Cristóbal calló y Lucía lo miró, esperando.
–En tres o cuatro días habremos acabado de cargar el buque y mis compañeros y yo volveremos a Barcelona. No soy demasiado bueno con las palabras, pero sé que no voy a poder olvidar tu risa ni tus ojos color miel. Haces el mejor arroz con leche que he comido nunca.
Los dedos de Cristóbal avanzaron tímidamente hacia los de Lucía hasta rozarlos y un estremecimiento recorrió los dos cuerpos.
–¿Qué has escrito en la plancha?
Los labios de Cristóbal se acercaron al oído de Lucía y le murmuró unas palabras al amparo del viento, para que no volaran hacia el mar, para que no se perdieran en la noche.
La voz de Lucía sonó resuelta cuando le dijo a Cristóbal:
–Mañana por la mañana llamas a tu jefe y le dices que tú volverás en tren conmigo unos días más tarde, le tengo mucho miedo al mar, se ha llevado demasiada de mi gente.
Hacía diez minutos que mi hija Georgina escuchaba la historia. Ella casi no recordaba a su abuelo Cristóbal, que murió cuando apenas tenía dos años, pero sentía verdadera pasión por su abuela Lucía. Tres días antes se habían cumplido dos años de su muerte.

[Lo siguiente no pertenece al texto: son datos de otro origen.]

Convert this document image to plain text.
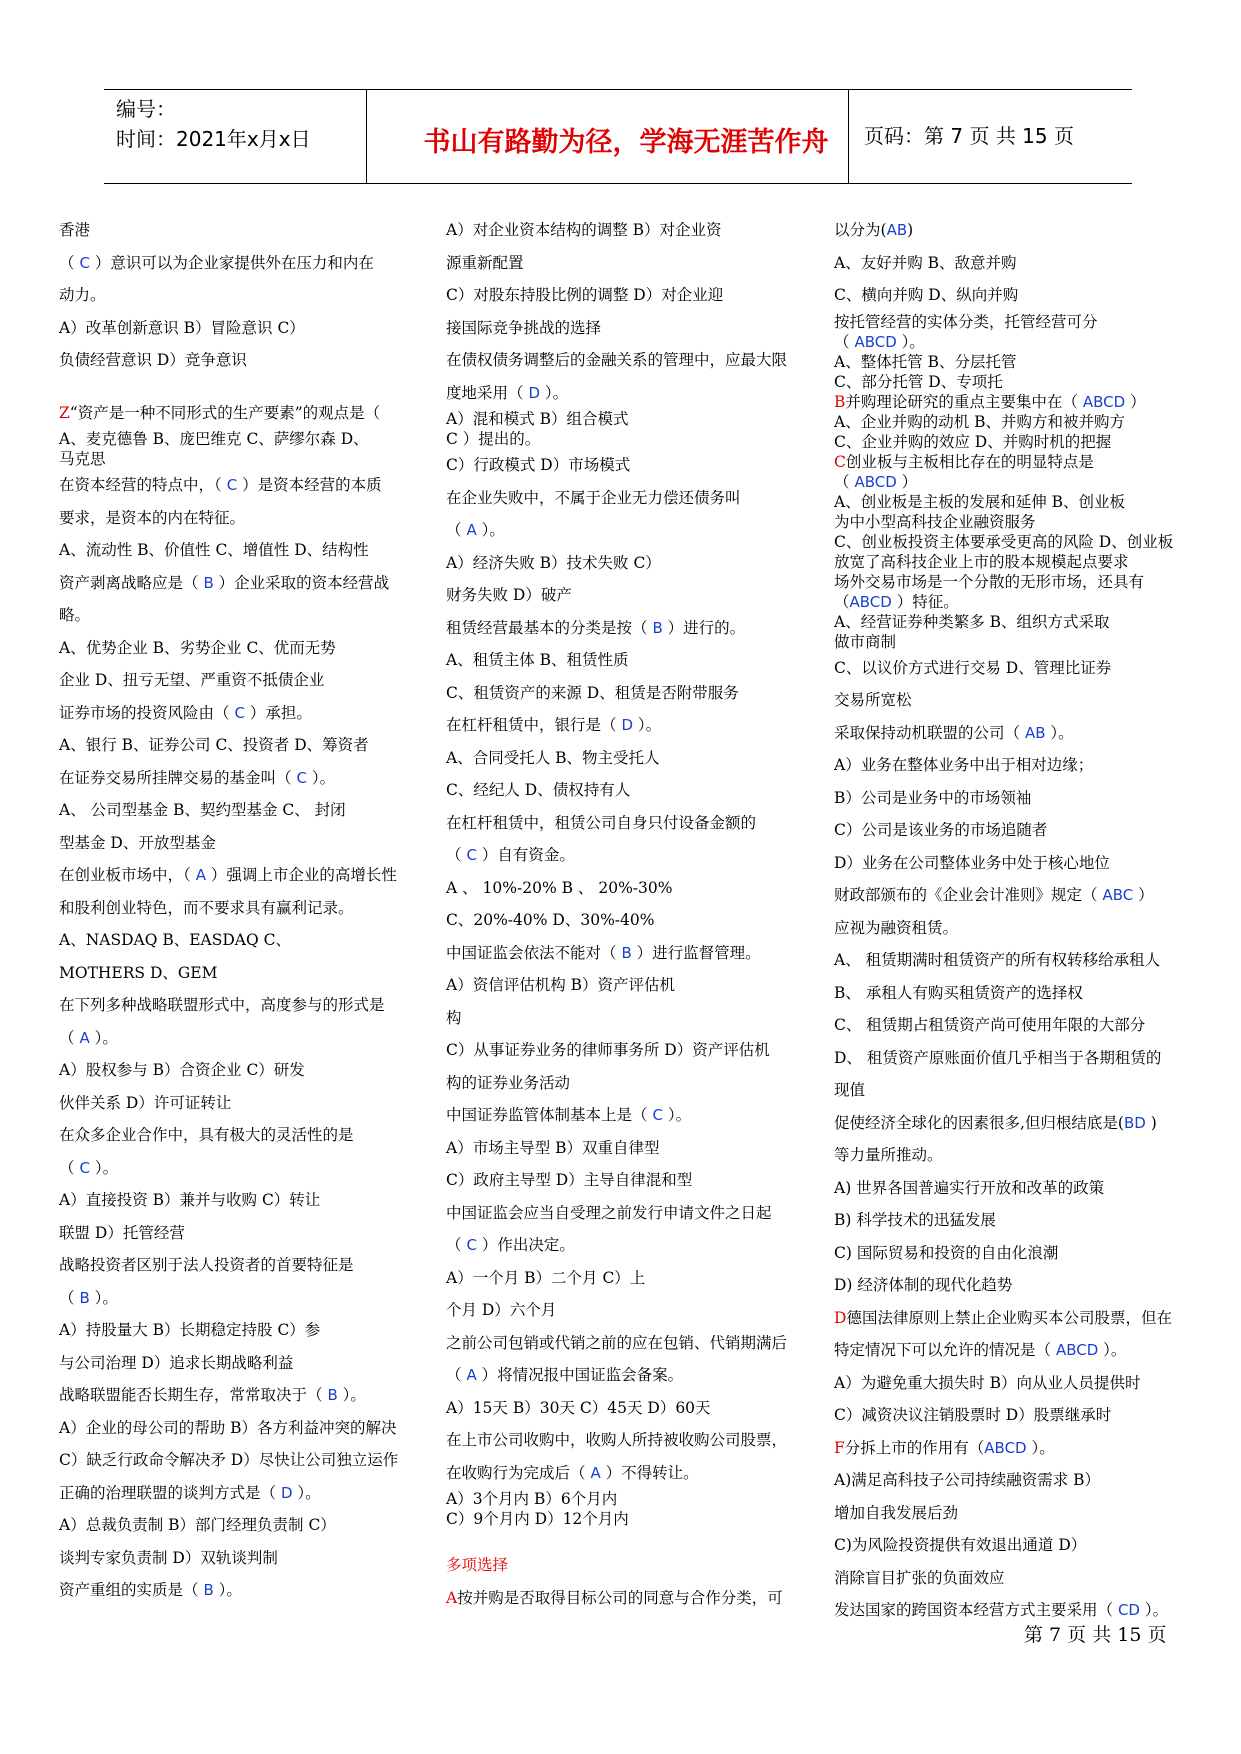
编号：
时间：2021年x月x日	书山有路勤为径，学海无涯苦作舟	页码：第 7 页 共 15 页
香港
（ C ）意识可以为企业家提供外在压力和内在
动力。
A）改革创新意识 B）冒险意识 C）
负债经营意识 D）竞争意识

Z“资产是一种不同形式的生产要素”的观点是（
A、麦克德鲁 B、庞巴维克 C、萨缪尔森 D、
马克思
在资本经营的特点中，（ C ）是资本经营的本质
要求，是资本的内在特征。
A、流动性 B、价值性 C、增值性 D、结构性
资产剥离战略应是（ B ）企业采取的资本经营战
略。
A、优势企业 B、劣势企业 C、优而无势
企业 D、扭亏无望、严重资不抵债企业
证券市场的投资风险由（ C ）承担。
A、银行 B、证券公司 C、投资者 D、筹资者
在证券交易所挂牌交易的基金叫（ C ）。
A、 公司型基金 B、契约型基金 C、 封闭
型基金 D、开放型基金
在创业板市场中，（ A ）强调上市企业的高增长性
和股利创业特色，而不要求具有赢利记录。
A、NASDAQ B、EASDAQ C、
MOTHERS D、GEM
在下列多种战略联盟形式中，高度参与的形式是
（ A ）。
A）股权参与 B）合资企业 C）研发
伙伴关系 D）许可证转让
在众多企业合作中，具有极大的灵活性的是
（ C ）。
A）直接投资 B）兼并与收购 C）转让
联盟 D）托管经营
战略投资者区别于法人投资者的首要特征是
（ B ）。
A）持股量大 B）长期稳定持股 C）参
与公司治理 D）追求长期战略利益
战略联盟能否长期生存，常常取决于（ B ）。
A）企业的母公司的帮助 B）各方利益冲突的解决
C）缺乏行政命令解决矛 D）尽快让公司独立运作
正确的治理联盟的谈判方式是（ D ）。
A）总裁负责制 B）部门经理负责制 C）
谈判专家负责制 D）双轨谈判制
资产重组的实质是（ B ）。
A）对企业资本结构的调整 B）对企业资
源重新配置
C）对股东持股比例的调整 D）对企业迎
接国际竞争挑战的选择
在债权债务调整后的金融关系的管理中，应最大限
度地采用（ D ）。
A）混和模式 B）组合模式
C ）提出的。
C）行政模式 D）市场模式
在企业失败中，不属于企业无力偿还债务叫
（ A ）。
A）经济失败 B）技术失败 C）
财务失败 D）破产
租赁经营最基本的分类是按（ B ）进行的。
A、租赁主体 B、租赁性质
C、租赁资产的来源 D、租赁是否附带服务
在杠杆租赁中，银行是（ D ）。
A、合同受托人 B、物主受托人
C、经纪人 D、债权持有人
在杠杆租赁中，租赁公司自身只付设备金额的
（ C ）自有资金。
A 、 10%-20% B 、 20%-30%
C、20%-40% D、30%-40%
中国证监会依法不能对（ B ）进行监督管理。
A）资信评估机构 B）资产评估机
构
C）从事证券业务的律师事务所 D）资产评估机
构的证券业务活动
中国证券监管体制基本上是（ C ）。
A）市场主导型 B）双重自律型
C）政府主导型 D）主导自律混和型
中国证监会应当自受理之前发行申请文件之日起
（ C ）作出决定。
A）一个月 B）二个月 C）上
个月 D）六个月
之前公司包销或代销之前的应在包销、代销期满后
（ A ）将情况报中国证监会备案。
A）15天 B）30天 C）45天 D）60天
在上市公司收购中，收购人所持被收购公司股票，
在收购行为完成后（ A ）不得转让。
A）3个月内 B）6个月内
C）9个月内 D）12个月内

多项选择
A按并购是否取得目标公司的同意与合作分类，可
以分为(AB)
A、友好并购 B、敌意并购
C、横向并购 D、纵向并购
按托管经营的实体分类，托管经营可分
（ ABCD ）。
A、整体托管 B、分层托管
C、部分托管 D、专项托
B并购理论研究的重点主要集中在（ ABCD ）
A、企业并购的动机 B、并购方和被并购方
C、企业并购的效应 D、并购时机的把握
C创业板与主板相比存在的明显特点是
（ ABCD ）
A、创业板是主板的发展和延伸 B、创业板
为中小型高科技企业融资服务
C、创业板投资主体要承受更高的风险 D、创业板
放宽了高科技企业上市的股本规模起点要求
场外交易市场是一个分散的无形市场，还具有
（ABCD ）特征。
A、经营证券种类繁多 B、组织方式采取
做市商制
C、以议价方式进行交易 D、管理比证券
交易所宽松
采取保持动机联盟的公司（ AB ）。
A）业务在整体业务中出于相对边缘；
B）公司是业务中的市场领袖
C）公司是该业务的市场追随者
D）业务在公司整体业务中处于核心地位
财政部颁布的《企业会计准则》规定（ ABC ）
应视为融资租赁。
A、 租赁期满时租赁资产的所有权转移给承租人
B、 承租人有购买租赁资产的选择权
C、 租赁期占租赁资产尚可使用年限的大部分
D、 租赁资产原账面价值几乎相当于各期租赁的
现值
促使经济全球化的因素很多,但归根结底是(BD )
等力量所推动。
A) 世界各国普遍实行开放和改革的政策
B) 科学技术的迅猛发展
C) 国际贸易和投资的自由化浪潮
D) 经济体制的现代化趋势
D德国法律原则上禁止企业购买本公司股票，但在
特定情况下可以允许的情况是（ ABCD ）。
A）为避免重大损失时 B）向从业人员提供时
C）减资决议注销股票时 D）股票继承时
F分拆上市的作用有（ABCD ）。
A)满足高科技子公司持续融资需求 B）
增加自我发展后劲
C)为风险投资提供有效退出通道 D）
消除盲目扩张的负面效应
发达国家的跨国资本经营方式主要采用（ CD ）。
第 7 页 共 15 页
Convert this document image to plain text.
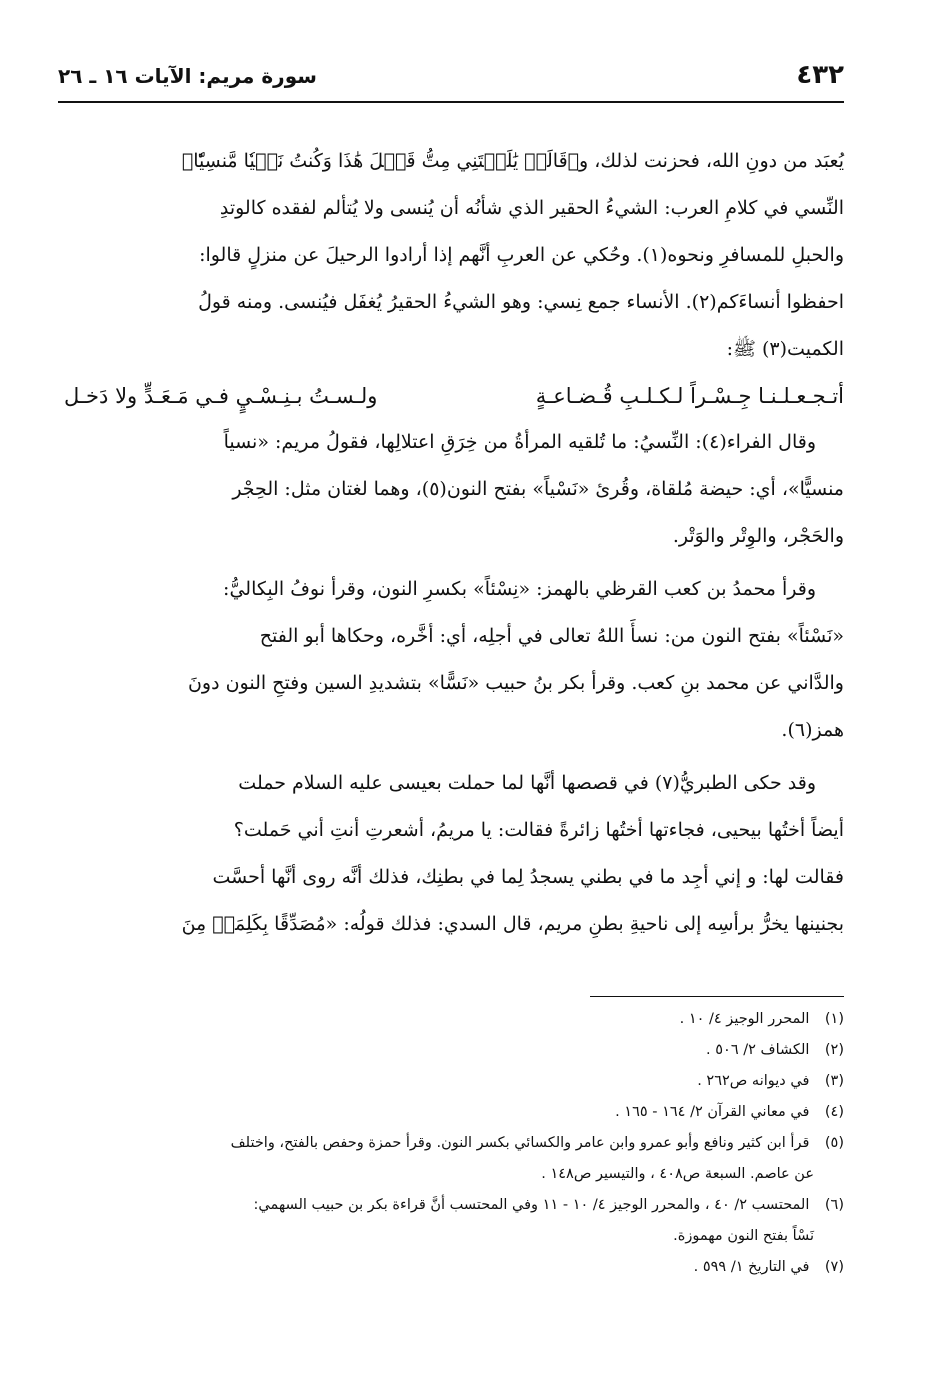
٤٣٢
سورة مريم: الآيات ١٦ ـ ٢٦

يُعبَد من دونِ الله، فحزنت لذلك، و﴿قَالَتۡ يَٰلَيۡتَنِي مِتُّ قَبۡلَ هَٰذَا وَكُنتُ نَسۡيٗا مَّنسِيّٗا﴾

النِّسي في كلامِ العرب: الشيءُ الحقير الذي شأنُه أن يُنسى ولا يُتألم لفقده كالوتدِ

والحبلِ للمسافرِ ونحوه(١). وحُكي عن العربِ أنَّهم إذا أرادوا الرحيلَ عن منزلٍ قالوا:

احفظوا أنساءَكم(٢). الأنساء جمع نِسي: وهو الشيءُ الحقيرُ يُغفَل فيُنسى. ومنه قولُ

الكميت(٣) ﷺ:

أتـجـعـلـنـا جِـسْـراً لـكـلـبِ قُـضـاعـةٍ
ولـسـتُ بـنِـسْـيٍ فـي مَـعَـدٍّ ولا دَخـل

وقال الفراء(٤): النِّسيُ: ما تُلقيه المرأةُ من خِرَقِ اعتلالِها، فقولُ مريم: «نسياً

منسيًّا»، أي: حيضة مُلقاة، وقُرئ «نَسْياً» بفتح النون(٥)، وهما لغتان مثل: الحِجْر

والحَجْر، والوِتْر والوَتْر.

وقرأ محمدُ بن كعب القرظي بالهمز: «نِسْئاً» بكسرِ النون، وقرأ نوفُ البِكاليُّ:

«نَسْئاً» بفتح النون من: نسأَ اللهُ تعالى في أجلِه، أي: أخَّره، وحكاها أبو الفتح

والدَّاني عن محمد بنِ كعب. وقرأ بكر بنُ حبيب «نَسًّا» بتشديدِ السين وفتحِ النون دونَ

همز(٦).

وقد حكى الطبريُّ(٧) في قصصها أنَّها لما حملت بعيسى عليه السلام حملت

أيضاً أختُها بيحيى، فجاءتها أختُها زائرةً فقالت: يا مريمُ، أشعرتِ أنتِ أني حَملت؟

فقالت لها: و إني أجِد ما في بطني يسجدُ لِما في بطنِك، فذلك أنَّه روى أنَّها أحسَّت

بجنينها يخرُّ برأسِه إلى ناحيةِ بطنِ مريم، قال السدي: فذلك قولُه: «مُصَدِّقًا بِكَلِمَةٖ مِنَ

(١) المحرر الوجيز ٤/ ١٠ .

(٢) الكشاف ٢/ ٥٠٦ .

(٣) في ديوانه ص٢٦٢ .

(٤) في معاني القرآن ٢/ ١٦٤ - ١٦٥ .

(٥) قرأ ابن كثير ونافع وأبو عمرو وابن عامر والكسائي بكسر النون. وقرأ حمزة وحفص بالفتح، واختلف

عن عاصم. السبعة ص٤٠٨ ، والتيسير ص١٤٨ .

(٦) المحتسب ٢/ ٤٠ ، والمحرر الوجيز ٤/ ١٠ - ١١ وفي المحتسب أنَّ قراءة بكر بن حبيب السهمي:

نَسْاً بفتح النون مهموزة.

(٧) في التاريخ ١/ ٥٩٩ .
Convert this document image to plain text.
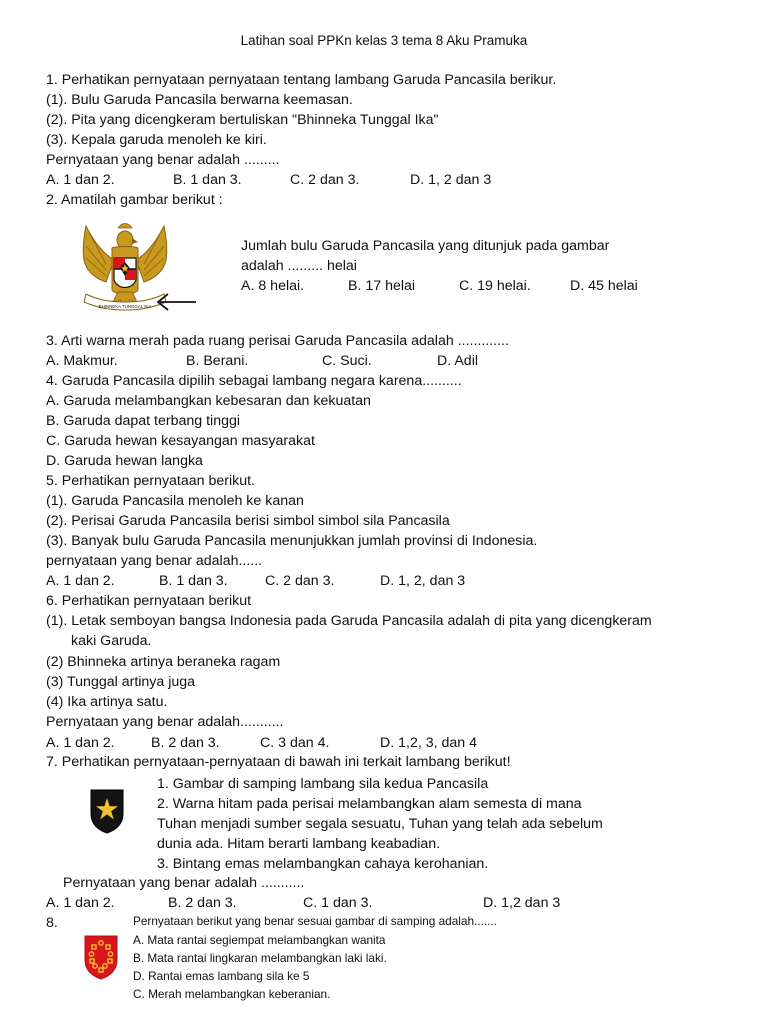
Latihan soal PPKn kelas 3 tema 8 Aku Pramuka
1. Perhatikan pernyataan pernyataan tentang lambang Garuda Pancasila berikur.
(1). Bulu Garuda Pancasila berwarna keemasan.
(2). Pita yang dicengkeram bertuliskan "Bhinneka Tunggal Ika"
(3). Kepala garuda menoleh ke kiri.
Pernyataan yang benar adalah .........
A. 1 dan 2.	B. 1 dan 3.	C. 2 dan 3.	D. 1, 2 dan 3
2. Amatilah gambar berikut :
BHINNEKA TUNGGAL IKA
Jumlah bulu Garuda Pancasila yang ditunjuk pada gambar
adalah ......... helai
A. 8 helai.	B. 17 helai	C. 19 helai.	D. 45 helai
3. Arti warna merah pada ruang perisai Garuda Pancasila adalah .............
A. Makmur.	B. Berani.	C. Suci.	D. Adil
4. Garuda Pancasila dipilih sebagai lambang negara karena..........
A. Garuda melambangkan kebesaran dan kekuatan
B. Garuda dapat terbang tinggi
C. Garuda hewan kesayangan masyarakat
D. Garuda hewan langka
5. Perhatikan pernyataan berikut.
(1). Garuda Pancasila menoleh ke kanan
(2). Perisai Garuda Pancasila berisi simbol simbol sila Pancasila
(3). Banyak bulu Garuda Pancasila menunjukkan jumlah provinsi di Indonesia.
pernyataan yang benar adalah......
A. 1 dan 2.	B. 1 dan 3.	C. 2 dan 3.	D. 1, 2, dan 3
6. Perhatikan pernyataan berikut
(1). Letak semboyan bangsa Indonesia pada Garuda Pancasila adalah di pita yang dicengkeram
kaki Garuda.
(2) Bhinneka artinya beraneka ragam
(3) Tunggal artinya juga
(4) Ika artinya satu.
Pernyataan yang benar adalah...........
A. 1 dan 2.	B. 2 dan 3.	C. 3 dan 4.	D. 1,2, 3, dan 4
7. Perhatikan pernyataan-pernyataan di bawah ini terkait lambang berikut!
1. Gambar di samping lambang sila kedua Pancasila
2. Warna hitam pada perisai melambangkan alam semesta di mana
Tuhan menjadi sumber segala sesuatu, Tuhan yang telah ada sebelum
dunia ada. Hitam berarti lambang keabadian.
3. Bintang emas melambangkan cahaya kerohanian.
Pernyataan yang benar adalah ...........
A. 1 dan 2.	B. 2 dan 3.	C. 1 dan 3.	D. 1,2 dan 3
8.	Pernyataan berikut yang benar sesuai gambar di samping adalah.......
A. Mata rantai segiempat melambangkan wanita
B. Mata rantai lingkaran melambangkan laki laki.
D. Rantai emas lambang sila ke 5
C. Merah melambangkan keberanian.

Este hecho, había coincidido con la exposición retrospectiva en el Macba del escultor José Mª Subirachs, y ante nosotros, erguido y solemne en medio de la sala, estaba Juan.
En la parte superior derecha se apreciaba la forma sutil de un barco y a su lado, con letras de molde apenas intuidas, se leía, amo a Lucía.